Наша новая жизнь на чужбине была горькой и голодной, но то, что наступило через месяц господства немцев, ни в какое сравнение с голодом не идёт!
Так получилось, что облюбованный мамой дом (где мы теперь жили) был домом, где жили до войны семьи работников горкома партии и райисполкома. Дом стоял в небольшом скверике. Вот в этом сквере фашисты установили помост и виселицы. Казни проводились почти каждый день: женщин раздевали до сорочки, мужчин до подштанников. На шею вешался кусок фанеры, на котором чёрным был начертан один из четырёх вариантов вины: «коммунист», «юде», «партизан», «бандит». Немецкие холуи — полицаи из местных жителей (слово «полицай» слышать не могу до сих пор) — прикладами винтовок сгоняли прохожих, случайно оказавшихся вблизи места казни. Когда зрителей, по мнению палачей, было достаточное количество, выходил вперёд сидевший до этого на стуле офицер, что-то гортанно каркал, «речь» обычно заканчивал одним из четырёх слов, определяющих вину жертвы. Полицай вешал на шею жертве плакат с обозначением вины и накидывал петлю на шею. Офицер-немец делал энергичный взмах рукой, и полицай выбивал тумбу из-под ног обречённого. Минуту-две полицаи зубоскалили относительно поведения повешенного. Офицер с достоинством удалялся под защитой немцев-автоматчиков.
Казнённые висели обычно 2–3 недели, а то и месяц, по мере поступления новых жертв. Стояла зима, окоченевшие трупы раскачивало ветром, виселица скрипела.

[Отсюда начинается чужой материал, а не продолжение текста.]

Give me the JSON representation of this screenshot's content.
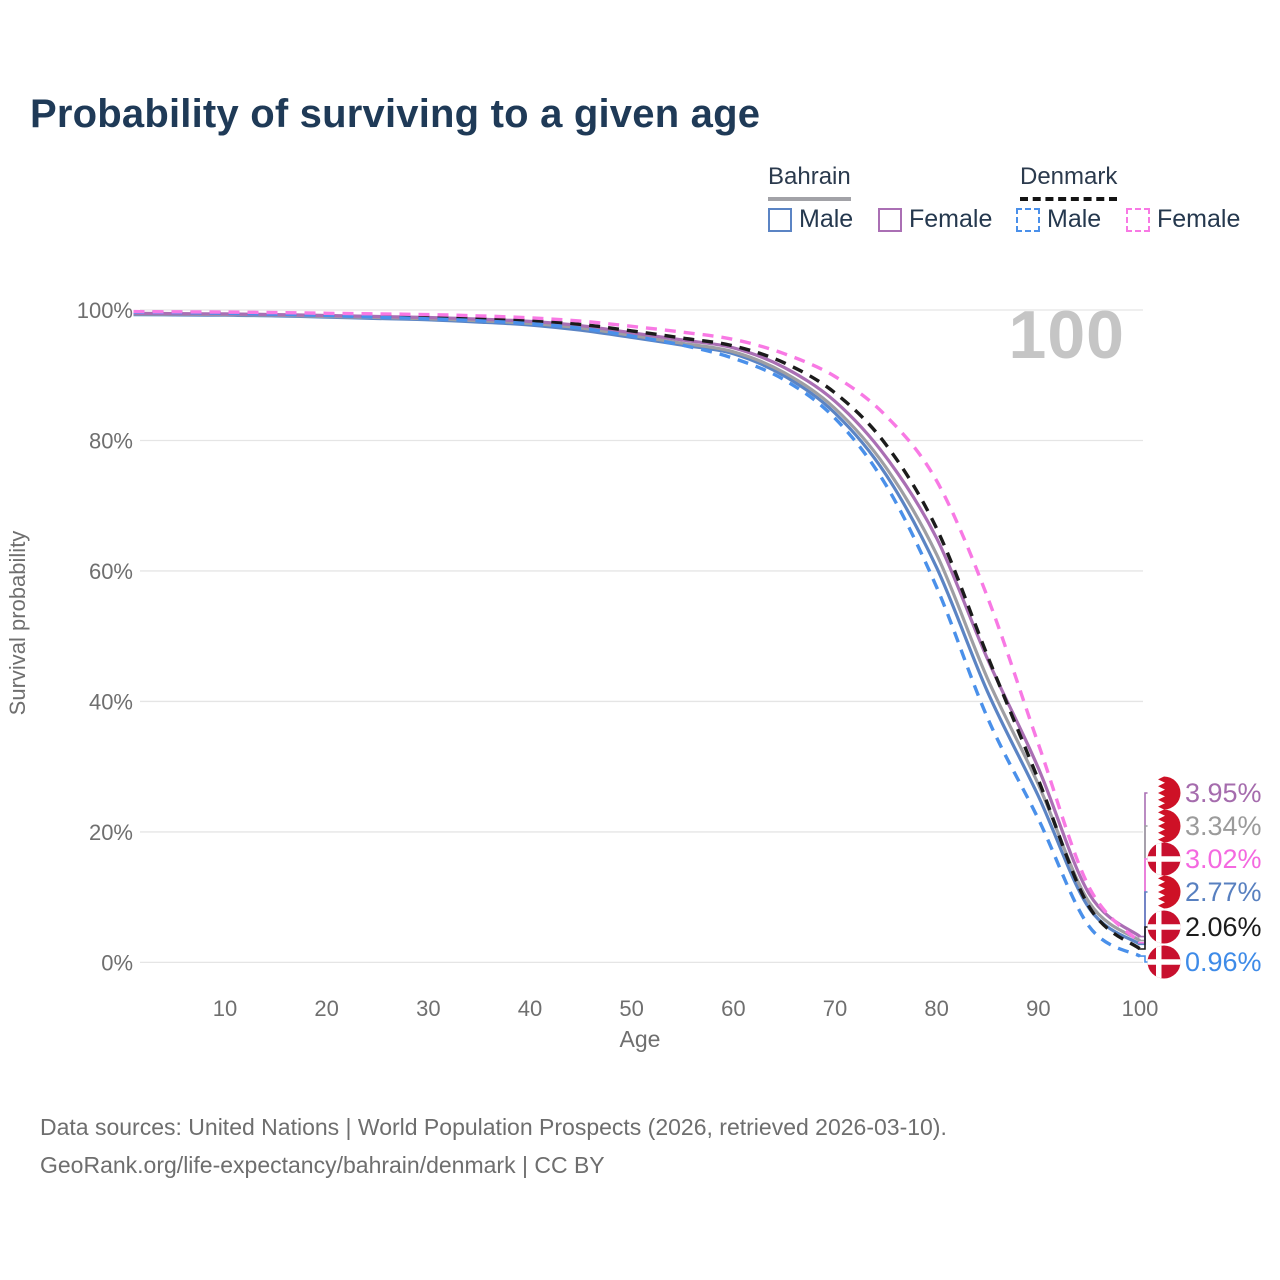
{
  "title": "Probability of surviving to a given age",
  "watermark": "100",
  "legend": {
    "groups": [
      {
        "label": "Bahrain",
        "line_style": "solid",
        "underline_color": "#a2a2a7",
        "items": [
          {
            "label": "Male",
            "color": "#5b84c4"
          },
          {
            "label": "Female",
            "color": "#aa6fb4"
          }
        ]
      },
      {
        "label": "Denmark",
        "line_style": "dashed",
        "underline_color": "#141414",
        "items": [
          {
            "label": "Male",
            "color": "#4a90ea"
          },
          {
            "label": "Female",
            "color": "#f879e4"
          }
        ]
      }
    ]
  },
  "chart_data": {
    "type": "line",
    "title": "Probability of surviving to a given age",
    "xlabel": "Age",
    "ylabel": "Survival probability",
    "xlim": [
      1,
      100
    ],
    "ylim": [
      0,
      100
    ],
    "grid": "horizontal",
    "xticks": [
      10,
      20,
      30,
      40,
      50,
      60,
      70,
      80,
      90,
      100
    ],
    "ytick_labels": [
      "0%",
      "20%",
      "40%",
      "60%",
      "80%",
      "100%"
    ],
    "yticks": [
      0,
      20,
      40,
      60,
      80,
      100
    ],
    "watermark_age": "100",
    "x": [
      1,
      5,
      10,
      15,
      20,
      25,
      30,
      35,
      40,
      45,
      50,
      55,
      60,
      65,
      70,
      75,
      80,
      85,
      90,
      95,
      100
    ],
    "series": [
      {
        "name": "Bahrain Male",
        "country": "bahrain",
        "sex": "male",
        "color": "#5b84c4",
        "dash": false,
        "label_color": "#5880c0",
        "end_label": "2.77%",
        "values": [
          99.3,
          99.25,
          99.2,
          99.1,
          98.9,
          98.7,
          98.5,
          98.15,
          97.7,
          96.9,
          95.8,
          94.6,
          93.3,
          89.9,
          84.2,
          74.8,
          60.5,
          41.5,
          25.5,
          8.3,
          2.77
        ]
      },
      {
        "name": "Bahrain",
        "country": "bahrain",
        "sex": "both",
        "color": "#9e9ea3",
        "dash": false,
        "label_color": "#9b9b9b",
        "end_label": "3.34%",
        "values": [
          99.4,
          99.35,
          99.3,
          99.2,
          99.0,
          98.85,
          98.65,
          98.35,
          97.95,
          97.25,
          96.1,
          94.9,
          93.6,
          90.4,
          84.9,
          75.9,
          62.5,
          43.5,
          27.3,
          9.2,
          3.34
        ]
      },
      {
        "name": "Bahrain Female",
        "country": "bahrain",
        "sex": "female",
        "color": "#aa6fb4",
        "dash": false,
        "label_color": "#a56cad",
        "end_label": "3.95%",
        "values": [
          99.5,
          99.45,
          99.4,
          99.3,
          99.15,
          99.0,
          98.85,
          98.6,
          98.25,
          97.6,
          96.5,
          95.4,
          94.2,
          91.2,
          86.0,
          77.5,
          65.0,
          46.5,
          29.8,
          10.5,
          3.95
        ]
      },
      {
        "name": "Denmark",
        "country": "denmark",
        "sex": "both",
        "color": "#1b1b1b",
        "dash": true,
        "label_color": "#1c1c1c",
        "end_label": "2.06%",
        "values": [
          99.7,
          99.65,
          99.6,
          99.5,
          99.35,
          99.15,
          99.0,
          98.75,
          98.4,
          97.8,
          96.8,
          95.7,
          94.5,
          91.9,
          87.3,
          79.4,
          66.5,
          47.0,
          28.0,
          8.5,
          2.06
        ]
      },
      {
        "name": "Denmark Male",
        "country": "denmark",
        "sex": "male",
        "color": "#4a90ea",
        "dash": true,
        "label_color": "#3e8be8",
        "end_label": "0.96%",
        "values": [
          99.65,
          99.6,
          99.5,
          99.35,
          99.15,
          98.9,
          98.65,
          98.35,
          97.9,
          97.2,
          96.0,
          94.6,
          92.6,
          89.3,
          83.4,
          73.2,
          57.5,
          37.5,
          22.0,
          5.5,
          0.96
        ]
      },
      {
        "name": "Denmark Female",
        "country": "denmark",
        "sex": "female",
        "color": "#f879e4",
        "dash": true,
        "label_color": "#f469e0",
        "end_label": "3.02%",
        "values": [
          99.75,
          99.72,
          99.68,
          99.6,
          99.5,
          99.4,
          99.3,
          99.1,
          98.8,
          98.3,
          97.5,
          96.6,
          95.5,
          93.3,
          89.8,
          83.8,
          73.8,
          56.0,
          33.5,
          11.5,
          3.02
        ]
      }
    ],
    "flag_colors": {
      "bahrain_red": "#ce1126",
      "denmark_red": "#c8102e"
    }
  },
  "footer": {
    "line1": "Data sources: United Nations | World Population Prospects (2026, retrieved 2026-03-10).",
    "line2": "GeoRank.org/life-expectancy/bahrain/denmark | CC BY"
  }
}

Почему я всё так детально запомнила? К нашему ужасу, окно нашей комнатки выходило на помост с виселицами. Завесить окно было нечем, уйти от этого ужаса — некуда. И так как с наступлением вечера в комнате становилось темно, раскачиваемая ветром тень казнённого перемещалась по стенке нашей комнатки. Мы засыпали под скрип виселицы и движение тени казнённого на стенке. Мама пыталась отвлечь нас от жуткой действительности: с наступлением темноты она беспрерывно рассказывала нам «Хижину дяди Тома», «Приключения Тома Сойера», «Отверженных»…
И всё-таки мы бы в эту зиму не выжили, если бы не добрые люди! Где-то в январе 1942 года в здании горкома партии (в его уцелевшей части) разместилась чехословацкая сапёрная часть. При ней была кухня. Это здание тоже находилось в сквере, как и наш дом.

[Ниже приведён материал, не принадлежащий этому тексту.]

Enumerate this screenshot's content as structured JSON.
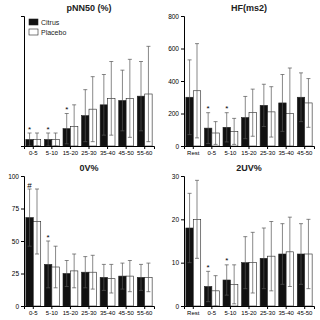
{
  "chart_data": [
    {
      "type": "bar",
      "title": "pNN50 (%)",
      "categories": [
        "0-5",
        "5-10",
        "15-20",
        "25-30",
        "35-40",
        "45-50",
        "55-60"
      ],
      "series": [
        {
          "name": "Citrus",
          "color": "#111111",
          "values": [
            1.5,
            1.5,
            4.0,
            7.0,
            9.5,
            10.5,
            11.5
          ],
          "errors": [
            1.5,
            1.5,
            3.5,
            6.0,
            7.0,
            7.0,
            8.0
          ]
        },
        {
          "name": "Placebo",
          "color": "#ffffff",
          "values": [
            1.5,
            1.5,
            4.5,
            8.5,
            11.0,
            11.0,
            12.0
          ],
          "errors": [
            1.5,
            1.5,
            5.0,
            7.5,
            8.5,
            9.0,
            11.0
          ]
        }
      ],
      "ylim": [
        0,
        30
      ],
      "yticks": [],
      "tick_labels": "x",
      "legend": "upper left",
      "annotations": [
        {
          "text": "*",
          "category": "0-5",
          "series": 0
        },
        {
          "text": "*",
          "category": "5-10",
          "series": 0
        },
        {
          "text": "*",
          "category": "15-20",
          "series": 0
        }
      ]
    },
    {
      "type": "bar",
      "title": "HF(ms2)",
      "categories": [
        "Rest",
        "0-5",
        "5-10",
        "15-20",
        "25-30",
        "35-40",
        "45-50"
      ],
      "series": [
        {
          "color": "#111111",
          "values": [
            300,
            110,
            115,
            175,
            250,
            265,
            300
          ],
          "errors": [
            230,
            95,
            90,
            130,
            130,
            175,
            150
          ]
        },
        {
          "color": "#ffffff",
          "values": [
            340,
            80,
            90,
            205,
            210,
            200,
            265
          ],
          "errors": [
            290,
            70,
            80,
            145,
            155,
            280,
            150
          ]
        }
      ],
      "ylim": [
        0,
        800
      ],
      "yticks": [
        0,
        200,
        400,
        600,
        800
      ],
      "annotations": [
        {
          "text": "*",
          "category": "0-5",
          "series": 0
        },
        {
          "text": "*",
          "category": "5-10",
          "series": 0
        }
      ]
    },
    {
      "type": "bar",
      "title": "0V%",
      "categories": [
        "0-5",
        "5-10",
        "15-20",
        "25-30",
        "35-40",
        "45-50",
        "55-60"
      ],
      "series": [
        {
          "color": "#111111",
          "values": [
            68,
            32,
            25,
            26,
            22,
            23,
            22
          ],
          "errors": [
            22,
            18,
            10,
            12,
            10,
            10,
            10
          ]
        },
        {
          "color": "#ffffff",
          "values": [
            65,
            30,
            27,
            26,
            21,
            23,
            22
          ],
          "errors": [
            25,
            16,
            13,
            13,
            11,
            12,
            11
          ]
        }
      ],
      "ylim": [
        0,
        100
      ],
      "yticks": [
        0,
        25,
        50,
        75,
        100
      ],
      "annotations": [
        {
          "text": "#",
          "category": "0-5",
          "series": 0
        },
        {
          "text": "*",
          "category": "5-10",
          "series": 0
        }
      ]
    },
    {
      "type": "bar",
      "title": "2UV%",
      "categories": [
        "Rest",
        "0-5",
        "5-10",
        "15-20",
        "25-30",
        "35-40",
        "45-50"
      ],
      "series": [
        {
          "color": "#111111",
          "values": [
            18,
            4.5,
            6.0,
            10.0,
            11.0,
            12.0,
            12.0
          ],
          "errors": [
            8,
            3.5,
            3.5,
            6.0,
            7.0,
            7.0,
            7.0
          ]
        },
        {
          "color": "#ffffff",
          "values": [
            20,
            3.5,
            5.0,
            10.0,
            11.5,
            12.5,
            12.0
          ],
          "errors": [
            9,
            3.5,
            4.5,
            7.0,
            8.0,
            8.0,
            8.0
          ]
        }
      ],
      "ylim": [
        0,
        30
      ],
      "yticks": [
        0,
        10,
        20,
        30
      ],
      "annotations": [
        {
          "text": "*",
          "category": "0-5",
          "series": 0
        },
        {
          "text": "*",
          "category": "5-10",
          "series": 0
        }
      ]
    }
  ]
}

Чешский язык, если к русскому и украинскому добавить жестикуляцию, вполне понятен русскому человеку. Повар кухни заприметил молодую, в отрепьях, женщину (маме было 38 лет) с выводком почти раздетых детей и заинтересовался нами. После объяснений мамы он проникся состраданием к нам: велел маме каждое утро присылать Галю или Инну на кухню за «кавой», то есть чёрным кофе, вернее, его суррогатом. У немцев настоящего не было ничего, хоть они и не пили воду: на ремне у каждого солдата была фляжка, которую он после завтрака наполнял «кавой». И пил только её, эту мерзкую «каву». Мыло у немецких солдат тоже было какое-то суррогатное, оно не мылилось и не пенилось, было похоже на смесь глины с чем-то ещё.